THE IMPACT OF COGNITIVE BIASES ON RETAIL INVESTOR DECISION-MAKING IN VOLATILE MARKETS
Keywords:
Key words: Behavioral Finance, Cognitive Biases, Retail Investors, Investment Decision-Making, Market Volatility, Overconfidence Bias, Loss Aversion, Herd Behavior, Portfolio Performance, Prospect Theory, Financial Markets, Investor Psychology, Risk Perception, Decision-Making Biases.Abstract
Abstract: This study investigates the role of cognitive biases in shaping retail
investor decision-making under conditions of market volatility. While traditional
financial theories emphasize rationality and efficiency, increasing empirical evidence
from Behavioral Finance suggests that investors are systematically influenced by
psychological biases.

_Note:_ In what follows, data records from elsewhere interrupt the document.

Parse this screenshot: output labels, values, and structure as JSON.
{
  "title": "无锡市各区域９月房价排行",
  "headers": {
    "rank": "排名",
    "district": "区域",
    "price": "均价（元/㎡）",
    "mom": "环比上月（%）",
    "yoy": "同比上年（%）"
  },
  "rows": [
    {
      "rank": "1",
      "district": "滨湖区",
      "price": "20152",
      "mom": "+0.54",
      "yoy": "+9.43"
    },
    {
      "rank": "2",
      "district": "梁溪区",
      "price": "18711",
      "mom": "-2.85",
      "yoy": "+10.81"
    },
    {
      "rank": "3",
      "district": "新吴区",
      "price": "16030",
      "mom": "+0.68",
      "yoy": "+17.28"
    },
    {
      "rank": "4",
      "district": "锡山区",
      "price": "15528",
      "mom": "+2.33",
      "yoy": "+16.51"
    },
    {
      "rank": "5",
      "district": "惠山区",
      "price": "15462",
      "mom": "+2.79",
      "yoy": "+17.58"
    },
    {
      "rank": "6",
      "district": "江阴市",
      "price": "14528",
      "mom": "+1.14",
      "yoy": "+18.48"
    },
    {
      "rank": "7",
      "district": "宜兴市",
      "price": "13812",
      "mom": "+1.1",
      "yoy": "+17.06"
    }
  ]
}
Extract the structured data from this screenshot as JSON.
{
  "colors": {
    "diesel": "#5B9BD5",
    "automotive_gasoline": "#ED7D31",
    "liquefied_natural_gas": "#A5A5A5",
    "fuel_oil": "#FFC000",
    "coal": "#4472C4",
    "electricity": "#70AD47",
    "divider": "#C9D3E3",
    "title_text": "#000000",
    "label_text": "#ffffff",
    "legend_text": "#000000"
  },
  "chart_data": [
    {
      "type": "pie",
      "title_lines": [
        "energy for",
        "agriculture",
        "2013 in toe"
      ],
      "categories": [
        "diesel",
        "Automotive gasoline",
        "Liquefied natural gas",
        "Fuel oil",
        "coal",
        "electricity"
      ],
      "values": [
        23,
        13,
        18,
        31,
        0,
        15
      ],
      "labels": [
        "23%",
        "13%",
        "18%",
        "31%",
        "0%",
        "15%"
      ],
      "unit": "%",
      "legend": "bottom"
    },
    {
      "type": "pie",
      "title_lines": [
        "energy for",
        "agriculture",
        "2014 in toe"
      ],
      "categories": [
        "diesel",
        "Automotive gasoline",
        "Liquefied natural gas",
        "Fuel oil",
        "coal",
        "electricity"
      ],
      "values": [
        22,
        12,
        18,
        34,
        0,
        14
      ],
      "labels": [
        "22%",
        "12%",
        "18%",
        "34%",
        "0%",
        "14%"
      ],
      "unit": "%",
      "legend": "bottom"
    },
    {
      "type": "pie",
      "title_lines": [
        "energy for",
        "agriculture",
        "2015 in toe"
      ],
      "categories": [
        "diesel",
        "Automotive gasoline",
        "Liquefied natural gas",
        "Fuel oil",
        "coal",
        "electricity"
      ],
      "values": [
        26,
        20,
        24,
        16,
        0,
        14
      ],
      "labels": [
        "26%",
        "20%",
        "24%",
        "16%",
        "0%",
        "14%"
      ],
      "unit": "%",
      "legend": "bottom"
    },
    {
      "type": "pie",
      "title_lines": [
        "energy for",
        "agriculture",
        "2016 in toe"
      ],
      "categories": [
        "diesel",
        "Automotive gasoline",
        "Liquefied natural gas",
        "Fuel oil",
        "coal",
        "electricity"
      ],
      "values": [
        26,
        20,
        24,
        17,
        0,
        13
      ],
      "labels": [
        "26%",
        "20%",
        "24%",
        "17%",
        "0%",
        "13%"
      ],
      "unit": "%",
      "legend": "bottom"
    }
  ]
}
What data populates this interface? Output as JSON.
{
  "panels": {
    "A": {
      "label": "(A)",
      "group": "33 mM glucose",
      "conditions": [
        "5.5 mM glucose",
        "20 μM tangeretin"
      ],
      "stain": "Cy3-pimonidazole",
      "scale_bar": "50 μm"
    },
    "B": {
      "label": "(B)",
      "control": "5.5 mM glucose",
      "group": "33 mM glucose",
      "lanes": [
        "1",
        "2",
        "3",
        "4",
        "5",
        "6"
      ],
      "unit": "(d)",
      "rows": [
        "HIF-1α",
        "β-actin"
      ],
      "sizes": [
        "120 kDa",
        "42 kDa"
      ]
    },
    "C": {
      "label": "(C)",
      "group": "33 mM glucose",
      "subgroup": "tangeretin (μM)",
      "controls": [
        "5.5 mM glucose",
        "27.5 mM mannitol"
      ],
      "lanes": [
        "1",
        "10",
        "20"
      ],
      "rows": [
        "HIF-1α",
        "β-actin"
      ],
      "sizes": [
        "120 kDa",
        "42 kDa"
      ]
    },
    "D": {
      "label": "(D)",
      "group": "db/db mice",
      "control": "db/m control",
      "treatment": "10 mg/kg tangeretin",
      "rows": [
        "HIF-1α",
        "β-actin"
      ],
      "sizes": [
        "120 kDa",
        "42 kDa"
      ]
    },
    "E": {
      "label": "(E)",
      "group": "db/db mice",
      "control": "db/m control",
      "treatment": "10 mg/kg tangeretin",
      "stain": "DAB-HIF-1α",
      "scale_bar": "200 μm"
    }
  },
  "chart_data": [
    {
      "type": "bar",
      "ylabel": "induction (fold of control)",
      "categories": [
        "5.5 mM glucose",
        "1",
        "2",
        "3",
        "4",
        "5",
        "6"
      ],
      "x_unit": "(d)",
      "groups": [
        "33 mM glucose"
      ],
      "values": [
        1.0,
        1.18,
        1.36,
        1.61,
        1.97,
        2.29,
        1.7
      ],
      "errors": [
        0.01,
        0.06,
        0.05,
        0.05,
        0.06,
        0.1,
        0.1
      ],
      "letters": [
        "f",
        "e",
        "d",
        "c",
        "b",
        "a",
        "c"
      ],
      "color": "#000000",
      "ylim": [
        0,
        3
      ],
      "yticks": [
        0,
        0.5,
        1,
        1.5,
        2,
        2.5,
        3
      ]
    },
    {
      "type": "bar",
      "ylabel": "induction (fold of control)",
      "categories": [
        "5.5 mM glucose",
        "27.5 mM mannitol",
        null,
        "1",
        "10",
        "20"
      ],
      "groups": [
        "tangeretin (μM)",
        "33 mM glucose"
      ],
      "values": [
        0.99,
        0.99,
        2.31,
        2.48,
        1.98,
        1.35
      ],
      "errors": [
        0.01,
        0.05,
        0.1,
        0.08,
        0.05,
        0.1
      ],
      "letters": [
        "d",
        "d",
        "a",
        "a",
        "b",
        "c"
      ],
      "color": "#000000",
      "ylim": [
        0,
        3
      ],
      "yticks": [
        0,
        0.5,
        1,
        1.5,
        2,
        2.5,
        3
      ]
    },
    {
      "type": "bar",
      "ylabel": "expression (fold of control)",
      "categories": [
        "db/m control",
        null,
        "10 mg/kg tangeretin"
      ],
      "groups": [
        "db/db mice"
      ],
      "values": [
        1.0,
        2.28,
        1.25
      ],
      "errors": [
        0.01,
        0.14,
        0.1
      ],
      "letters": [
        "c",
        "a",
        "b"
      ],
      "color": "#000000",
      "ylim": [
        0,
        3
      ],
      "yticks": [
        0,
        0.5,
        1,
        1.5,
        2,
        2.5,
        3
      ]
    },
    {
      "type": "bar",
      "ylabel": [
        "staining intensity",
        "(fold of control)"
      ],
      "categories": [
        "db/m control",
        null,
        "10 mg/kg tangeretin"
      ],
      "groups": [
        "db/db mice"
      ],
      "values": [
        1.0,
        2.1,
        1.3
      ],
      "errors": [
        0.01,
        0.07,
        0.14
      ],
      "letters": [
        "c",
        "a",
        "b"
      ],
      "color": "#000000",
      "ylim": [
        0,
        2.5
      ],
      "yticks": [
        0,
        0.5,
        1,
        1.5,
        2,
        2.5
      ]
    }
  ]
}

This research focuses on three major cognitive biases—
overconfidence, loss aversion, and herd behavior—and examines their impact on
investment decisions and portfolio outcomes. Using a quantitative research design, data
collected from retail investors is analyzed through regression and correlation
techniques. The results reveal that cognitive biases significantly affect decision quality,
often leading to excessive trading, poor risk management, and suboptimal returns. The
study contributes to both theory and practice by highlighting the need for behavioral
awareness and structured investment strategies in volatile market environments.